Zero Gravity was launched at the start of 2023 as what has come a near-obligatory beer for successful breweries – a nolo for Dry January patrons. It’s a pale ale according to the can, though I’ve seen a few contradictory pieces of marketing that classes the beer as an IPA. This may well point to the brew being on the hoppier side of things. Speaking of hops, Good Chemistry have used both Citra and Mosaic hops in their recipe, which is a time-tested combination featuring citrus and pine flavours and aromas, plus a fair amount of bitterness. Let’s once again get down to the tasting.
Pouring out the beer from the can we get a golden coloured liquid with a slight haze to it, producing a pretty thick white head as it fills up the glass. This sticks around and leaves some lacing down my half-pinter as we drink. The nose is pretty hoppy, with tropical mango and orange citrus giving an enticing freshness with a background of malt.
When we taste, things start to calm down a bit. There’s an initial slap of crisp citrus bitterness, mellowing into something more earthy and peppery, with a malty background. And that’s pretty much where it stays. The body of the beer is light, maybe getting a bit watery, though the carbonation helps give it a bit of oomph. We get a bitter finish to the drink.
Good Chemistry Brewing Zero Gravity is a light and hoppy pale ale, but the aroma promises more than the taste gives us. It’s certainly easy to drink and pleasant enough, but it’s pretty forgettable. And with the market for alcohol-free beers being as healthy as it currently is, there isn’t really much room for that. The chemistry on show here could definitely be improved with more of everything.

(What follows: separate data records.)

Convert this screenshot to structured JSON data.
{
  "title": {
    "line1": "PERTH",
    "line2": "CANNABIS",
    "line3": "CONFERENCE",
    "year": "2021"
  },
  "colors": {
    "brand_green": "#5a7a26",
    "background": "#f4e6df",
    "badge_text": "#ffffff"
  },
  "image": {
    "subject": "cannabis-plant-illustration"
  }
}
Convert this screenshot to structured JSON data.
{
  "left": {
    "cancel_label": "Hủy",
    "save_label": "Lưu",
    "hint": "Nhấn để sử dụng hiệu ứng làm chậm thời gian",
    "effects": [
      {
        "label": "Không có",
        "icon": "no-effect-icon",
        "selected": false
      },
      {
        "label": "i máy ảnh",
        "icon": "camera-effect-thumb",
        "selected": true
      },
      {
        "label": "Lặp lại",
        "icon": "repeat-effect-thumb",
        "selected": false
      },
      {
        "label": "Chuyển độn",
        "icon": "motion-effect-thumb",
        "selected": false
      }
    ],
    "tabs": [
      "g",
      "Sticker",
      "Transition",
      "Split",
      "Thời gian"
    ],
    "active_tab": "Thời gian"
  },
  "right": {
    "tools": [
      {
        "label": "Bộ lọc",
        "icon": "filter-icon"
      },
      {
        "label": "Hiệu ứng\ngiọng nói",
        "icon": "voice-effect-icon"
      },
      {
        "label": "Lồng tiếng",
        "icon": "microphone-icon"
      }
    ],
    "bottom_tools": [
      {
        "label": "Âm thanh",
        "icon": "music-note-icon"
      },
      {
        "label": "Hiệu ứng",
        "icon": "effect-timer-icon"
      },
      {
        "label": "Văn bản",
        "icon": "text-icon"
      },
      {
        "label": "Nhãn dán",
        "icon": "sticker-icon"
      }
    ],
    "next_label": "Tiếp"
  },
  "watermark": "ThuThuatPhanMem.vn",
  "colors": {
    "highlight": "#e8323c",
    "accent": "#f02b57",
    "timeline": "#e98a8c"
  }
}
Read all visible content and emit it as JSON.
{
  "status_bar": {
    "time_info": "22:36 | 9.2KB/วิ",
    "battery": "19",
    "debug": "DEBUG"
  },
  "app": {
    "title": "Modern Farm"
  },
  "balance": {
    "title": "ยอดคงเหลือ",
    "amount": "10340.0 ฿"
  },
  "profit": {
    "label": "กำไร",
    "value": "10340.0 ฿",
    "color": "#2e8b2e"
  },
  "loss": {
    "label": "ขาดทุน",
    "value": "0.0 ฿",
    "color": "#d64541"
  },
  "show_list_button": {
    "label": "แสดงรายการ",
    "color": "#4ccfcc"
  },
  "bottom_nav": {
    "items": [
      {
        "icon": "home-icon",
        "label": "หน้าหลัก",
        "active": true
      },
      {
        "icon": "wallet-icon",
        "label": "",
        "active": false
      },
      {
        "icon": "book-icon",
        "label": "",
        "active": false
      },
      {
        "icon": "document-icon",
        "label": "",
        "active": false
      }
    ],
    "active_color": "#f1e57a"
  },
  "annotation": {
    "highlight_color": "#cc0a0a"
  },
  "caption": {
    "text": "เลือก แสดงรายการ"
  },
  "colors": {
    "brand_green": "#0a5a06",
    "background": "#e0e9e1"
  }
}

Buy Good Chemistry Brewing Zero Gravity
You’ll no doubt be able to sample Good Chemistry’s beers at their two pubs in Bristol, and cans of Zero Gravity should be available in many bottle shops and off-licenses around the country. You can also get it online from these folks:
|Nutritional Information (per 100ml, taken from the side of the can)|
|Additional nutritional information not given. Boo, hiss!|
|Malted Barley, Wheat, Oats, Rye, Hops, Yeast, Water|
|Country of Production||United Kingdom|
|Brewer||Good Chemistry Brewing – https://goodchemistrybrewing.co.uk/|
Good Chemistry Brewing Zero Gravity Review
Lovely inviting aromas give way to a pretty lacklustre taste and body of the beer. Not quite a failed experiment but some tweaks to the chemistry are needed.